Ugaritic has already been deciphered: Otherwise, the researchers would have had no way to gauge their system’s performance. The Ugaritic alphabet has 30 letters, and the system correctly mapped 29 of them to their Hebrew counterparts. Roughly one-third of the words in Ugaritic have Hebrew cognates, and of those, the system correctly identified 60 percent. “Of those that are incorrect, often they’re incorrect only by a single letter, so they’re often very good guesses,” Snyder says. Furthermore, he points out, the system doesn’t currently use any contextual information to resolve ambiguities. For instance, the Ugaritic words for “house” and “daughter” are spelled the same way, but their Hebrew counterparts are not.

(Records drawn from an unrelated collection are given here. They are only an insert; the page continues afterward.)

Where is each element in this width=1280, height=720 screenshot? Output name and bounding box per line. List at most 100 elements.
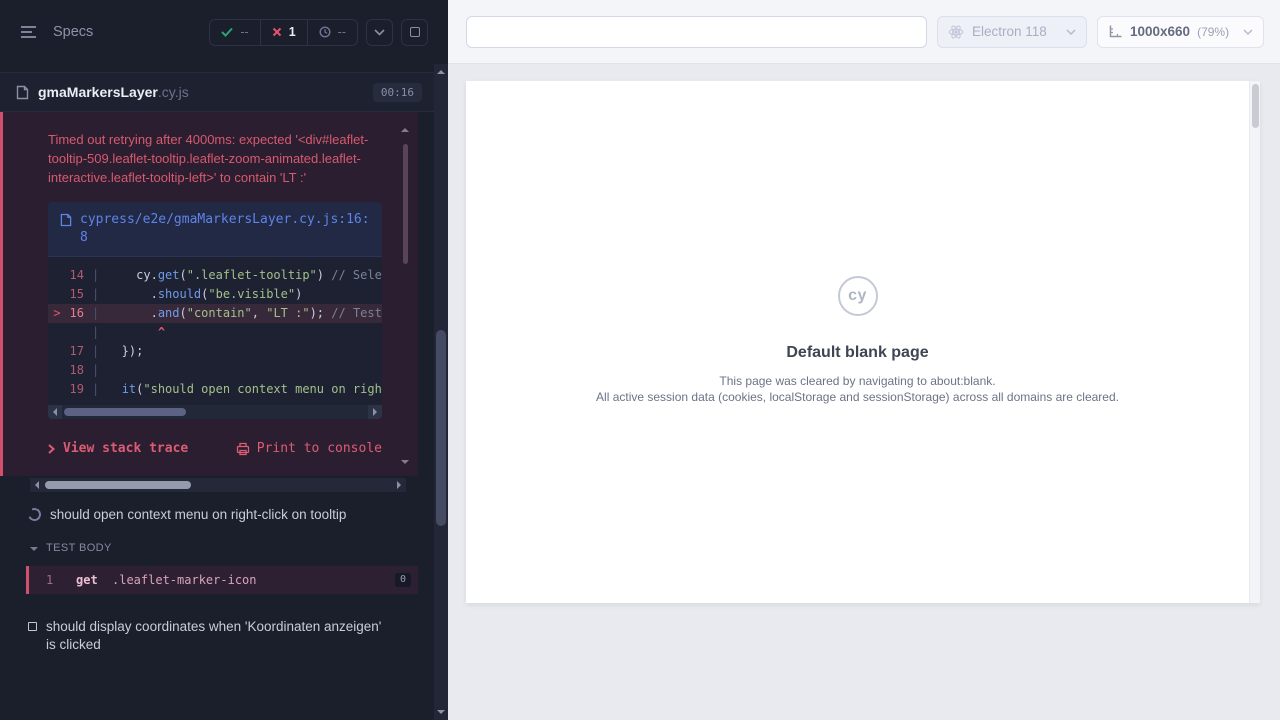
code-token: "LT :" [266,306,309,320]
command-name: get [76,573,112,587]
spec-file-row[interactable]: gmaMarkersLayer.cy.js 00:16 [0,72,434,112]
code-line: >16| .and("contain", "LT :"); // Test [48,304,382,323]
reporter-horizontal-scrollbar[interactable] [30,478,406,492]
code-gutter-divider: | [84,266,107,285]
spec-duration: 00:16 [373,83,422,102]
code-token: ^ [158,325,165,339]
blank-page-content: cy Default blank page This page was clea… [466,81,1249,603]
collapse-button[interactable] [366,19,393,46]
test-body-label: TEST BODY [46,542,112,554]
aut-iframe: cy Default blank page This page was clea… [466,81,1260,603]
code-token [107,382,121,396]
print-icon [236,442,250,456]
aut-vertical-scrollbar[interactable] [1249,81,1260,603]
test-title: should display coordinates when 'Koordin… [46,618,388,654]
command-row-get[interactable]: 1 get .leaflet-marker-icon 0 [26,566,418,594]
reporter-content: Specs -- 1 [0,0,434,720]
scroll-right-arrow[interactable] [368,405,382,419]
test-body-toggle[interactable]: TEST BODY [0,534,434,562]
code-frame-horizontal-scrollbar[interactable] [48,405,382,419]
code-token: . [107,287,158,301]
test-row-running[interactable]: should open context menu on right-click … [0,492,434,534]
specs-menu-icon[interactable] [16,21,41,43]
code-gutter-divider: | [84,380,107,399]
vertical-scroll-thumb[interactable] [436,330,446,526]
reporter-vertical-scrollbar[interactable] [434,64,448,720]
print-to-console-link[interactable]: Print to console [236,441,382,456]
code-line-text: cy.get(".leaflet-tooltip") // Sele [107,266,382,285]
code-gutter-divider: | [84,323,107,342]
spec-extension: .cy.js [158,84,189,100]
error-actions: View stack trace Print to console [48,441,382,456]
code-line-number: 15 [66,285,84,304]
test-row-pending[interactable]: should display coordinates when 'Koordin… [0,604,434,664]
scroll-down-arrow[interactable] [434,705,448,719]
code-token: // Test [331,306,382,320]
failed-count: 1 [289,25,296,39]
code-token: ".leaflet-tooltip" [187,268,317,282]
stat-passed: -- [210,20,259,45]
error-vertical-scrollbar[interactable] [401,128,410,464]
chevron-down-icon [1243,29,1253,35]
test-title: should open context menu on right-click … [50,506,346,524]
code-line-number: 19 [66,380,84,399]
horizontal-scroll-thumb[interactable] [45,481,191,489]
code-line-number [66,323,84,342]
code-frame-file-path: cypress/e2e/gmaMarkersLayer.cy.js:16:8 [80,211,370,247]
view-stack-trace-link[interactable]: View stack trace [48,441,188,456]
code-gutter-divider: | [84,285,107,304]
scroll-left-arrow[interactable] [30,478,44,492]
code-line-marker: > [48,304,66,323]
code-token: should [158,287,201,301]
code-line-number: 18 [66,361,84,380]
test-stats: -- 1 -- [209,19,358,46]
code-line-marker [48,285,66,304]
code-frame-file-link[interactable]: cypress/e2e/gmaMarkersLayer.cy.js:16:8 [48,202,382,257]
vertical-scroll-thumb[interactable] [1252,84,1259,128]
viewport-scale: (79%) [1197,25,1229,39]
code-token: ); [310,306,332,320]
scroll-left-arrow[interactable] [48,405,62,419]
code-line: | ^ [48,323,382,342]
vertical-scroll-thumb[interactable] [403,144,408,264]
runner-panel: Electron 118 1000x660 (79%) [448,0,1280,720]
code-line-marker [48,342,66,361]
horizontal-scroll-thumb[interactable] [64,408,186,416]
stat-pending: -- [307,20,357,45]
stop-icon [410,27,420,37]
chevron-down-icon [1066,29,1076,35]
blank-page-line2: All active session data (cookies, localS… [596,389,1119,405]
command-message: .leaflet-marker-icon [112,573,257,587]
code-token: ( [180,306,187,320]
url-input[interactable] [466,16,927,48]
hamburger-icon [20,25,37,39]
code-token: }); [107,344,143,358]
viewport-selector[interactable]: 1000x660 (79%) [1097,16,1264,48]
code-token: , [252,306,266,320]
x-icon [272,27,282,37]
code-line: 15| .should("be.visible") [48,285,382,304]
stat-failed: 1 [260,20,307,45]
stop-button[interactable] [401,19,428,46]
code-line-number: 14 [66,266,84,285]
scroll-right-arrow[interactable] [392,478,406,492]
scroll-up-arrow[interactable] [434,65,448,79]
code-frame-lines: 14| cy.get(".leaflet-tooltip") // Sele15… [48,257,382,405]
runner-header: Electron 118 1000x660 (79%) [448,0,1280,64]
file-icon [60,213,72,227]
browser-selector[interactable]: Electron 118 [937,16,1087,48]
chevron-down-icon [30,547,38,551]
spec-file-icon [16,85,29,100]
code-line-text: it("should open context menu on righ [107,380,382,399]
code-token: "contain" [187,306,252,320]
reporter-panel: Specs -- 1 [0,0,448,720]
scroll-down-arrow[interactable] [401,460,409,464]
code-line: 14| cy.get(".leaflet-tooltip") // Sele [48,266,382,285]
scroll-up-arrow[interactable] [401,128,409,132]
check-icon [221,27,233,37]
pending-count: -- [338,25,346,39]
code-line-marker [48,266,66,285]
code-token [107,325,158,339]
code-line-text: ^ [107,323,165,342]
code-token: get [158,268,180,282]
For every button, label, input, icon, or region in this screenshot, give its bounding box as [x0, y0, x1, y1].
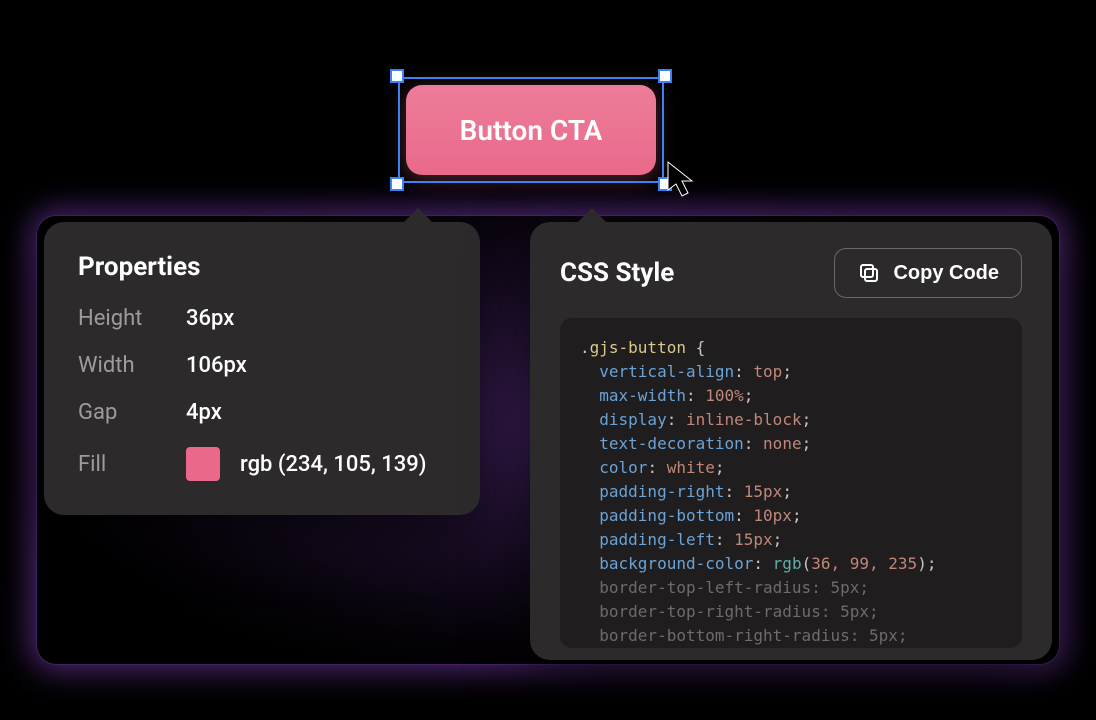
selection-outline	[398, 77, 664, 183]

While the system might occasionally get them mixed up, a human decipherer could easily tell from context which was intended.

Babel
Nonetheless, Andrew Robinson remains skeptical. “If the authors believe that their approach will eventually lead to the computerised ‘automatic’ decipherment of currently undeciphered scripts,” he writes in an e-mail, “then I am afraid I am not at all persuaded by their paper.” The researchers’ approach, he says, presupposes that the language to be deciphered has an alphabet that can be mapped onto the alphabet of a known language — “which is almost certainly not the case with any of the important remaining undeciphered scripts,” Robinson writes. It also assumes, he argues, that it’s clear where one character or word ends and another begins, which is not true of many deciphered and undeciphered scripts. “Each language has its own challenges,” Barzilay agrees. “Most likely, a successful decipherment would require one to adjust the method for the peculiarities of a language.” But, she points out, the decipherment of Ugaritic took years and relied on some happy coincidences — such as the discovery of an axe that had the word “axe” written on it in Ugaritic. “The output of our system would have made the process orders of magnitude shorter,” she says. Indeed, Snyder and Barzilay don’t suppose that a system like the one they designed with Knight would ever replace human decipherers. “But it is a powerful tool that can aid the human decipherment process,” Barzilay says. Moreover, a variation of it could also help expand the versatility of translation software. Many online translators rely on the analysis of parallel texts to determine word correspondences: They might, for instance, go through the collected works of Voltaire, Balzac, Proust and a host of other writers, in both English and French, looking for consistent mappings between words. “That’s the way statistical translation systems have worked for the last 25 years,” Knight says. But not all languages have such exhaustively translated literatures: At present, Snyder points out, Google Translate works for only 57 languages. The techniques used in the decipherment system could be adapted to help build lexicons for thousands of other languages. “The technology is very similar,” says Knight, who works on machine translation. “They feed off each other.